Conner Rose of the Pharmaceutical Care Management Association, the PBM lobby, said PBMs strive to make drugs affordable and the bill could increase costs. For example, he said employers support "white bagging" because PBMs can provide these expensive drugs at less cost than a provider's office.

“HB 457 continues to include provisions that restrict PBM cost saving tools and therefore will increase prescription drug costs by $213 million in the first year alone," Rose said in an e-mail. 

Frank Jemley, executive director of the Kentucky Association of Manufacturers, expressed concern that the bill would increase health-care costs for Kentucky businesses and manufacturers.  

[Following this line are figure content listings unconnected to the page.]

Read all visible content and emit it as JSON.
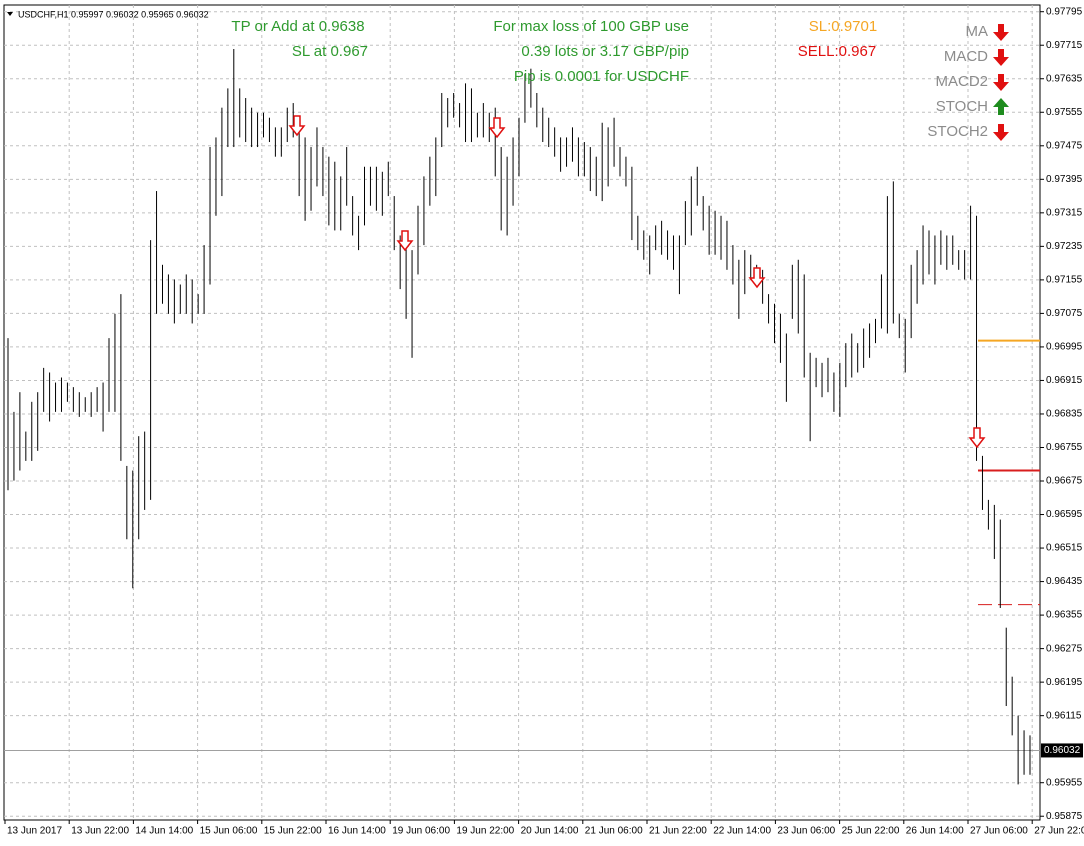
{
  "chart_data": {
    "type": "ohlc",
    "header": "USDCHF,H1  0.95997 0.96032 0.95965 0.96032",
    "color": "#000000",
    "grid": true,
    "ylim": [
      0.95866,
      0.97811
    ],
    "yticks": [
      0.97795,
      0.97715,
      0.97635,
      0.97555,
      0.97475,
      0.97395,
      0.97315,
      0.97235,
      0.97155,
      0.97075,
      0.96995,
      0.96915,
      0.96835,
      0.96755,
      0.96675,
      0.96595,
      0.96515,
      0.96435,
      0.96355,
      0.96275,
      0.96195,
      0.96115,
      0.95955,
      0.95875
    ],
    "x_labels": [
      "13 Jun 2017",
      "13 Jun 22:00",
      "14 Jun 14:00",
      "15 Jun 06:00",
      "15 Jun 22:00",
      "16 Jun 14:00",
      "19 Jun 06:00",
      "19 Jun 22:00",
      "20 Jun 14:00",
      "21 Jun 06:00",
      "21 Jun 22:00",
      "22 Jun 14:00",
      "23 Jun 06:00",
      "25 Jun 22:00",
      "26 Jun 14:00",
      "27 Jun 06:00",
      "27 Jun 22:00"
    ],
    "high": [
      0.97016,
      0.9684,
      0.96887,
      0.96793,
      0.96864,
      0.96887,
      0.96945,
      0.96934,
      0.9691,
      0.96922,
      0.9691,
      0.96899,
      0.96887,
      0.96875,
      0.96887,
      0.96899,
      0.9691,
      0.97016,
      0.97074,
      0.97121,
      0.96711,
      0.967,
      0.96782,
      0.96793,
      0.9725,
      0.97367,
      0.97191,
      0.97168,
      0.97156,
      0.97144,
      0.97168,
      0.97156,
      0.97121,
      0.97238,
      0.97472,
      0.97495,
      0.97566,
      0.97612,
      0.97706,
      0.97612,
      0.97589,
      0.97566,
      0.97554,
      0.97554,
      0.97542,
      0.97519,
      0.97519,
      0.97566,
      0.97577,
      0.97519,
      0.97495,
      0.97472,
      0.97519,
      0.97472,
      0.97449,
      0.97437,
      0.97402,
      0.97472,
      0.97355,
      0.97308,
      0.97425,
      0.97425,
      0.97425,
      0.97413,
      0.97437,
      0.97355,
      0.97261,
      0.97238,
      0.97226,
      0.97332,
      0.97402,
      0.97449,
      0.97495,
      0.97601,
      0.97589,
      0.97601,
      0.97577,
      0.97624,
      0.97612,
      0.97554,
      0.97577,
      0.97554,
      0.97566,
      0.97472,
      0.97449,
      0.97495,
      0.97542,
      0.97647,
      0.97659,
      0.97601,
      0.97566,
      0.97542,
      0.97519,
      0.97495,
      0.97495,
      0.97519,
      0.97495,
      0.97484,
      0.97472,
      0.97449,
      0.9753,
      0.97519,
      0.97542,
      0.97472,
      0.97449,
      0.97425,
      0.97308,
      0.97273,
      0.97261,
      0.97285,
      0.97296,
      0.97273,
      0.97261,
      0.97261,
      0.97343,
      0.97402,
      0.97425,
      0.97355,
      0.97332,
      0.9732,
      0.97308,
      0.97296,
      0.97238,
      0.97203,
      0.97226,
      0.97215,
      0.97191,
      0.97179,
      0.97121,
      0.97098,
      0.97074,
      0.97027,
      0.97191,
      0.97203,
      0.97168,
      0.96981,
      0.96969,
      0.96957,
      0.96969,
      0.96934,
      0.96957,
      0.97004,
      0.97027,
      0.97004,
      0.97039,
      0.97051,
      0.97062,
      0.97168,
      0.97355,
      0.9739,
      0.97074,
      0.97062,
      0.97191,
      0.97226,
      0.97285,
      0.97273,
      0.97261,
      0.97273,
      0.97261,
      0.97261,
      0.97226,
      0.97226,
      0.97332,
      0.97308,
      0.96735,
      0.9663,
      0.96618,
      0.96583,
      0.96325,
      0.96208,
      0.96115,
      0.9608,
      0.96068
    ],
    "low": [
      0.96653,
      0.96676,
      0.967,
      0.96723,
      0.96723,
      0.96747,
      0.9684,
      0.96817,
      0.9684,
      0.9684,
      0.96864,
      0.9684,
      0.96828,
      0.9684,
      0.96828,
      0.9684,
      0.96793,
      0.9684,
      0.9684,
      0.96723,
      0.96536,
      0.96419,
      0.96536,
      0.96606,
      0.9663,
      0.97074,
      0.97098,
      0.97074,
      0.97051,
      0.97074,
      0.97074,
      0.97051,
      0.97074,
      0.97074,
      0.97144,
      0.97308,
      0.97355,
      0.97472,
      0.97472,
      0.97495,
      0.97484,
      0.97472,
      0.97472,
      0.97495,
      0.97484,
      0.97449,
      0.97449,
      0.97484,
      0.97495,
      0.97355,
      0.97296,
      0.9732,
      0.97378,
      0.97355,
      0.97285,
      0.97273,
      0.97273,
      0.97332,
      0.97261,
      0.97226,
      0.97285,
      0.97332,
      0.9732,
      0.97308,
      0.97355,
      0.97226,
      0.97133,
      0.97062,
      0.96969,
      0.97168,
      0.97238,
      0.97332,
      0.97355,
      0.97472,
      0.97519,
      0.97542,
      0.97519,
      0.97484,
      0.97484,
      0.97495,
      0.97495,
      0.97484,
      0.97402,
      0.97273,
      0.97261,
      0.97332,
      0.97402,
      0.9753,
      0.97566,
      0.97519,
      0.97484,
      0.97472,
      0.97449,
      0.97413,
      0.97425,
      0.97437,
      0.97402,
      0.97402,
      0.97367,
      0.97355,
      0.97343,
      0.97378,
      0.97425,
      0.97402,
      0.97378,
      0.9725,
      0.97226,
      0.97203,
      0.97168,
      0.97226,
      0.97215,
      0.97203,
      0.97179,
      0.97121,
      0.97238,
      0.97261,
      0.97332,
      0.97273,
      0.97215,
      0.97215,
      0.97203,
      0.97179,
      0.97144,
      0.97062,
      0.97121,
      0.97156,
      0.97144,
      0.97098,
      0.97051,
      0.97004,
      0.96957,
      0.96864,
      0.97062,
      0.97027,
      0.96922,
      0.9677,
      0.96899,
      0.96875,
      0.96887,
      0.9684,
      0.96828,
      0.96899,
      0.96922,
      0.96934,
      0.96945,
      0.96969,
      0.97004,
      0.97039,
      0.97027,
      0.97051,
      0.97016,
      0.96934,
      0.97016,
      0.97098,
      0.97144,
      0.97168,
      0.97144,
      0.97191,
      0.97179,
      0.97191,
      0.97179,
      0.97156,
      0.97156,
      0.96723,
      0.96606,
      0.96559,
      0.96489,
      0.96372,
      0.96138,
      0.96068,
      0.95951,
      0.95974,
      0.95974
    ],
    "current_price": 0.96032,
    "levels": [
      {
        "value": 0.9701,
        "color": "#f5a623",
        "dashed": false
      },
      {
        "value": 0.967,
        "color": "#d81e1e",
        "dashed": false
      },
      {
        "value": 0.9638,
        "color": "#d81e1e",
        "dashed": true
      }
    ],
    "annotations": [
      {
        "text": "TP or Add at 0.9638",
        "color": "#2e9a2e"
      },
      {
        "text": "SL at 0.967",
        "color": "#2e9a2e"
      },
      {
        "text": "For max loss of 100 GBP use",
        "color": "#2e9a2e"
      },
      {
        "text": "0.39 lots or 3.17 GBP/pip",
        "color": "#2e9a2e"
      },
      {
        "text": "Pip is 0.0001 for USDCHF",
        "color": "#2e9a2e"
      },
      {
        "text": "SL:0.9701",
        "color": "#f5a623"
      },
      {
        "text": "SELL:0.967",
        "color": "#e01010"
      }
    ],
    "indicators": [
      {
        "name": "MA",
        "signal": "down"
      },
      {
        "name": "MACD",
        "signal": "down"
      },
      {
        "name": "MACD2",
        "signal": "down"
      },
      {
        "name": "STOCH",
        "signal": "up"
      },
      {
        "name": "STOCH2",
        "signal": "down"
      }
    ]
  }
}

Scott Brinkman, a former House member and Cabinet secretary representing the Kentucky Association of Health Plans, targeted the contract portion of the bill: "It is invariably a very tricky proposition when government through legislation defines the terms of a contract between two private entities." 

KAHP executive director Tom Stephens said in a statement after the meeting, “I think it’s fair to say that if this government-mandated prescription-drug price-hike bill is passed, the General Assembly will be directly responsible for pricing many Kentuckians out of the market” by removing “cost containment measures that keep health coverage and prescriptions affordable.”

As for community pharmacies, Stephens said, “It’s a solution in search of a problem because Kentucky is in the top five in the nation when it comes to concentration of independent pharmacies.”

Mindy Farnsley, president of the Kentucky Association of Health Underwriters, said the bill "does nothing to address the cost of prescription drugs," would disrupt the health insurance market, and increase employer and consumer premiums.

But the Pharmacists Association said, "The committee's passage of HB 457 brings us one step closer to meaningful reforms that will put an end to PBMs' profit-driven practices that threaten the patient-pharmacist relationship."